Joe Massucci notes on the back cover, it’s ‘For computer geeks and Tom Clancy reader alike’. Only…well, it isn’t really, because some of the computer science seems aimed at my mum (computer viruses that can electrocute people through the monitor? AIs taking over a young boy’s body??). Similarly, although the action sequences aren’t at all badly done there are plenty of writers around who do it better, so these two plots seem to compromise rather than support each other. It feels as though Ronco is trying to cater for two separate markets at once – two markets that aren’t necessarily very compatible – and in doing so just fails to catch either of them.

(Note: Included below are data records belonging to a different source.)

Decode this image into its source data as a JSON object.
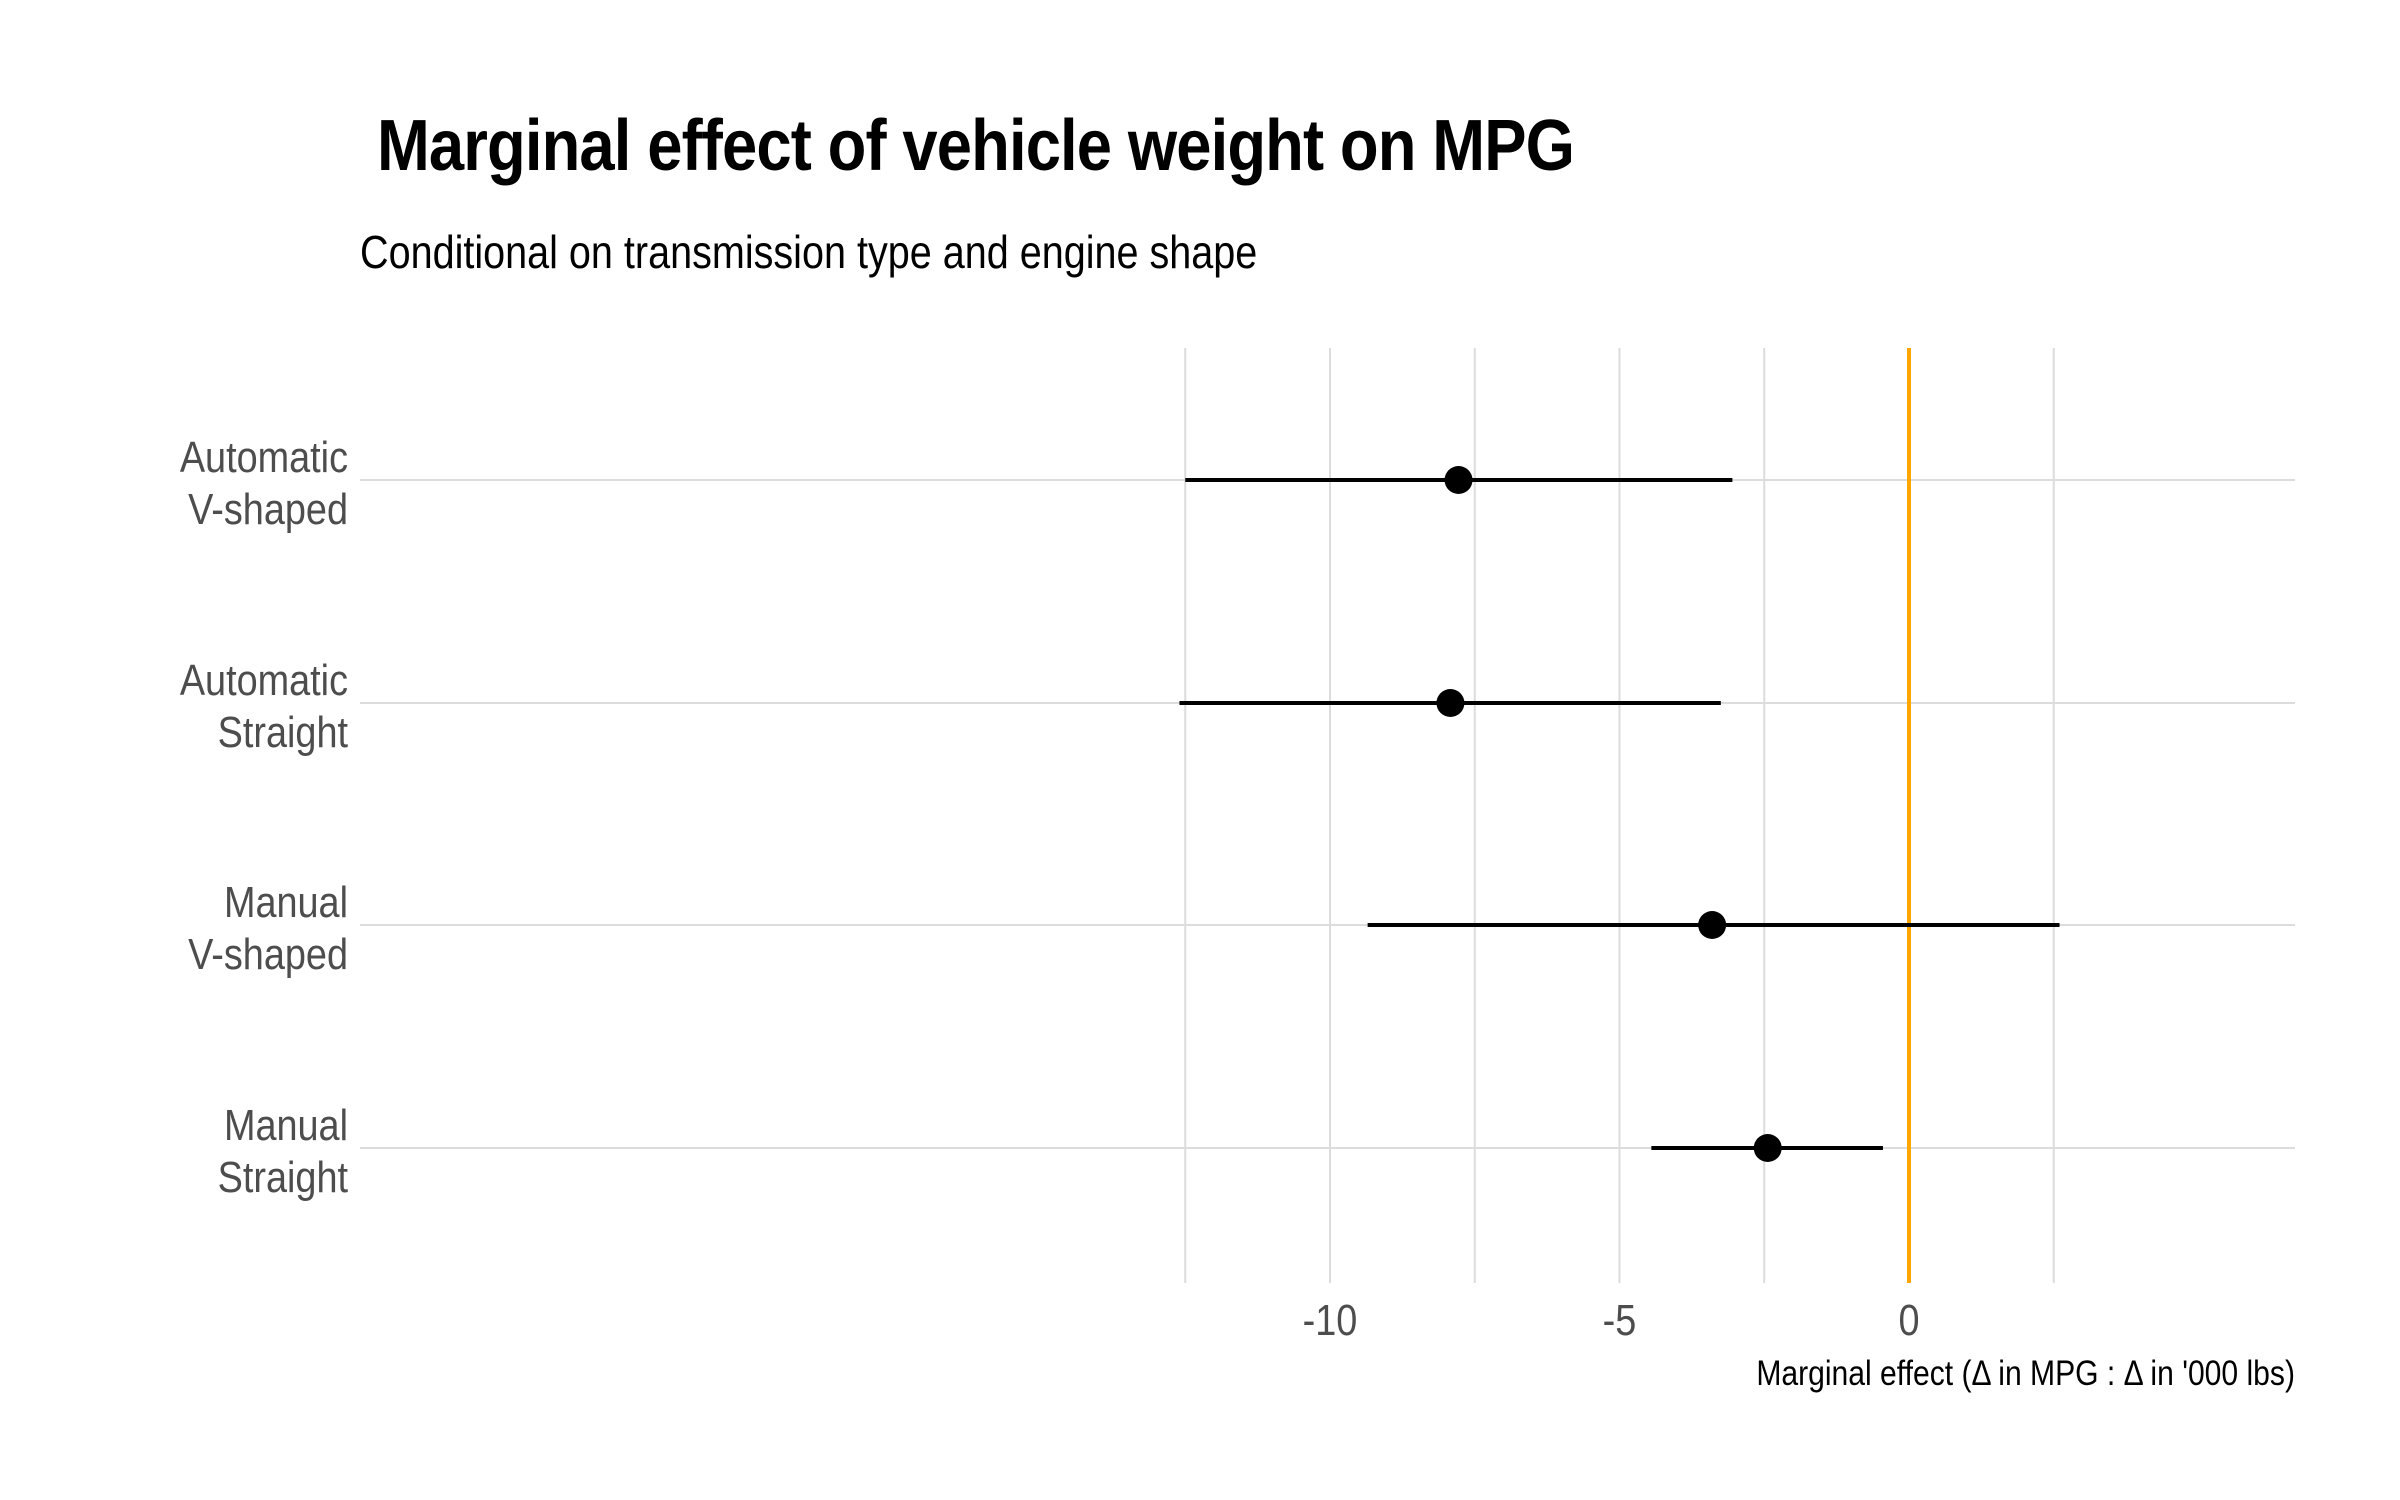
{
  "chart_data": {
    "type": "scatter",
    "title": "Marginal effect of vehicle weight on MPG",
    "subtitle": "Conditional on transmission type and engine shape",
    "xlabel": "Marginal effect (Δ in MPG : Δ in '000 lbs)",
    "ylabel": "",
    "xlim": [
      -12.5,
      3.3
    ],
    "x_ticks": [
      -10,
      -5,
      0
    ],
    "x_tick_labels": [
      "-10",
      "-5",
      "0"
    ],
    "reference_line": {
      "x": 0,
      "color": "#FFA500"
    },
    "grid": true,
    "categories": [
      [
        "Automatic",
        "V-shaped"
      ],
      [
        "Automatic",
        "Straight"
      ],
      [
        "Manual",
        "V-shaped"
      ],
      [
        "Manual",
        "Straight"
      ]
    ],
    "estimates": [
      -7.78,
      -7.92,
      -3.4,
      -2.44
    ],
    "ci_low": [
      -12.5,
      -12.6,
      -9.35,
      -4.45
    ],
    "ci_high": [
      -3.05,
      -3.25,
      2.6,
      -0.45
    ],
    "colors": {
      "point": "#000000",
      "range": "#000000",
      "grid": "#dcdcdc"
    }
  }
}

PeaceMaker is constructed fairly cleverly because we know right from the very start that a global computer crash is coming; what we don’t know is why or how or quite when it happens. For the first third or so of the book this is a genuinely gripping read as the excellent central idea is revealed and the potential for disaster is made shockingly clear. This is the bit with – and mainly for – the geeks. It’s when the guns are introduced and people start to die horribly that things begin to fall apart. If Ronco had kept this as a more cerebral novel of ‘netwar’ then I have little doubt that PeaceMaker would have been an unusual and top-notch thriller, but unfortunately our programmer hero decides he has to take on the always rather implausible Domain rather than going to the police or intelligence services. Shadowy organisations battle it out, secret complexes get stormed, evil assassins go to work and the whole book gets rather schizophrenic.
Another minor niggle was the fact both the evil women characters in the book are, frankly, gagging for it morning, noon and night. Without wishing to seem too prissily PC, it would have been nice to see a ‘good’ female character who also really enjoyed a regular roll in the hay. As it is there’s a faint whiff of misogyny around these (admittedly infrequent) sex scenes and insinuations, which is a shame because the women characters in PeaceMaker are otherwise quite strong.
So PeaceMaker is a book with a lot of potential, one that had me initially hooked, but which took too long to reach its climax and sadly wasted the energy of that build-up amidst a lot of unnecessary action scenes. I note that Dan Ronco worked as a senior manager with Microsoft, which is presumably where the really good, meaty parts of this book spring from, and if he’d only stuck with what he quite obviously knows best then PeaceMaker would, I feel sure, have been a compelling and intelligent book.